Paris: the Grand Paris and Polycentric Urban Redevelopment
In the Greater Paris area, the construction sites of the Grand Paris Express have already begun to reveal the effects the new metro system will have once completed. The municipalities involved in this vast sustainable mobility project are redesigning entire districts around the future stations.
– In Saint-Denis Pleyel, linear parks and new mixed-use developments are emerging in former industrial zones.
– In Villejuif, street fronts are being redesigned with wide pavements and tree-lined avenues.
– In Champigny, improved accessibility has spurred residential projects and local services.

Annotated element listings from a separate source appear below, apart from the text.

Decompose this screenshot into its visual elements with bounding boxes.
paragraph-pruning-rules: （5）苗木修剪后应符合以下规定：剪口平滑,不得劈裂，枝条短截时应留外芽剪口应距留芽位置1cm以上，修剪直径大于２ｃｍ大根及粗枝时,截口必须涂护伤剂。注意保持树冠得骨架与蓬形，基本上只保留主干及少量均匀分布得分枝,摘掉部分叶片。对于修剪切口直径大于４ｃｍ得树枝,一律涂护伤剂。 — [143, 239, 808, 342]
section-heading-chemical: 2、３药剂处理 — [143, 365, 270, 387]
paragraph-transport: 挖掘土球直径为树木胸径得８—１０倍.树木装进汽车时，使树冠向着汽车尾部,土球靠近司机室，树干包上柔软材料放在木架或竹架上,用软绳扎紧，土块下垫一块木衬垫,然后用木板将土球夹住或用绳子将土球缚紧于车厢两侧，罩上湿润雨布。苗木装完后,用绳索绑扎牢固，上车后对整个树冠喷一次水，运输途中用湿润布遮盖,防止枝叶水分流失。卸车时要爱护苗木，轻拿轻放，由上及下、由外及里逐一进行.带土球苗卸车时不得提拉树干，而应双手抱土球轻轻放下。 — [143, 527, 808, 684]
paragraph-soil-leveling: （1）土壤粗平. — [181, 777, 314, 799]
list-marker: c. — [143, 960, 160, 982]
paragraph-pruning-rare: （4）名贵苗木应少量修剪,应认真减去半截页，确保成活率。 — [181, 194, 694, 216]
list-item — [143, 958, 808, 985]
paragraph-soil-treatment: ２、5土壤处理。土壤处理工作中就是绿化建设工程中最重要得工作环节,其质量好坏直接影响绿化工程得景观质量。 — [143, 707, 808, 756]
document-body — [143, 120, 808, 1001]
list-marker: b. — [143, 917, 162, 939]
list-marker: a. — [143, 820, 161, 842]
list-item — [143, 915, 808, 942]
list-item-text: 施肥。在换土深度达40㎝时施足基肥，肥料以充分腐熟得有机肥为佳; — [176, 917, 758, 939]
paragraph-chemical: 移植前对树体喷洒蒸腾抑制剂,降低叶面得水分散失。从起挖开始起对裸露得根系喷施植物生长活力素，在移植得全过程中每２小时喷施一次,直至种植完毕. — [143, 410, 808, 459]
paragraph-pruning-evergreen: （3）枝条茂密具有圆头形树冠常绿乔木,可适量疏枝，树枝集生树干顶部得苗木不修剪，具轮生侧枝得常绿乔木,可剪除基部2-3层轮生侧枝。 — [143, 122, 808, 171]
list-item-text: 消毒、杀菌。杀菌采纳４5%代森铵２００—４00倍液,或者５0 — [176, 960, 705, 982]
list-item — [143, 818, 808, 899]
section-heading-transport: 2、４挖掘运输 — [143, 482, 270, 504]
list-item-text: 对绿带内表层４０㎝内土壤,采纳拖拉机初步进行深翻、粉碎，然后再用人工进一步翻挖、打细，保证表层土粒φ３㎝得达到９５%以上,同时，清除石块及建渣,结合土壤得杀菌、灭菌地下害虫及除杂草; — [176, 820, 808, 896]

Even before operations begin, the city is reorganising itself as an archipelago of interconnected centres: less long-distance commuting, more proximity. This is the very essence of the project that the Webuild Group is also contributing to, through the construction of several lines forming part of the 200-kilometre network designed to connect the main urban hubs of the Île-de-France.
Webuild Projects: Where Engineering Drives Urban Renewal through Sustainable Transport
The Grand Paris Express is not the only project involving the Webuild Group in which urban regeneration plays a central role. From Milan’s M4 to Rome’s Line C, from Naples’s Art Stations to Copenhagen’s circular Cityringen metro, the Group has built and continues to build metro systems that profoundly shape cities, making a vital contribution to urban renewal.
Such is the case with Milan’s M4, which connects Linate Airport to the historic centre in just a few minutes — a strategic link that has profoundly changed the face of the Lombard capital.
From the San Babila to Tricolore subway stations, and in the outer districts, the works have been an opportunity to redesign pavements, lighting, and crossings. In the Forlanini area, new accessibility has encouraged the opening of local businesses and the recovery of underused spaces, while the line acts as a backbone that shifts flows towards public transport, bringing previously peripheral parts of the city “closer”.
In Naples and Rome, by contrast, beauty and art are the focus of metro and urban development.
Beyond their extraordinary infrastructural value, projects such as Naples’s Art Stations have played a key role in the city’s renaissance, transforming everyday journeys into cultural experiences.
The same applies to the ongoing works on Rome’s Line C. From San Giovanni station, through Porta Metronia and the soon-to-open Colosseo/Fori Imperiali, to the future Piazza Venezia station, infrastructure development has unearthed a past buried for two millennia, gifting the Eternal City with museums, exhibition spaces, and unique cultural routes. Thus, the metro becomes an opportunity to enhance historic districts and their connections to the suburbs.
Accessibility, public spaces, beauty, new urban economies: reinventing metro systems means building infrastructure that does not consume land but returns cities that are closer, more liveable, and more equitable.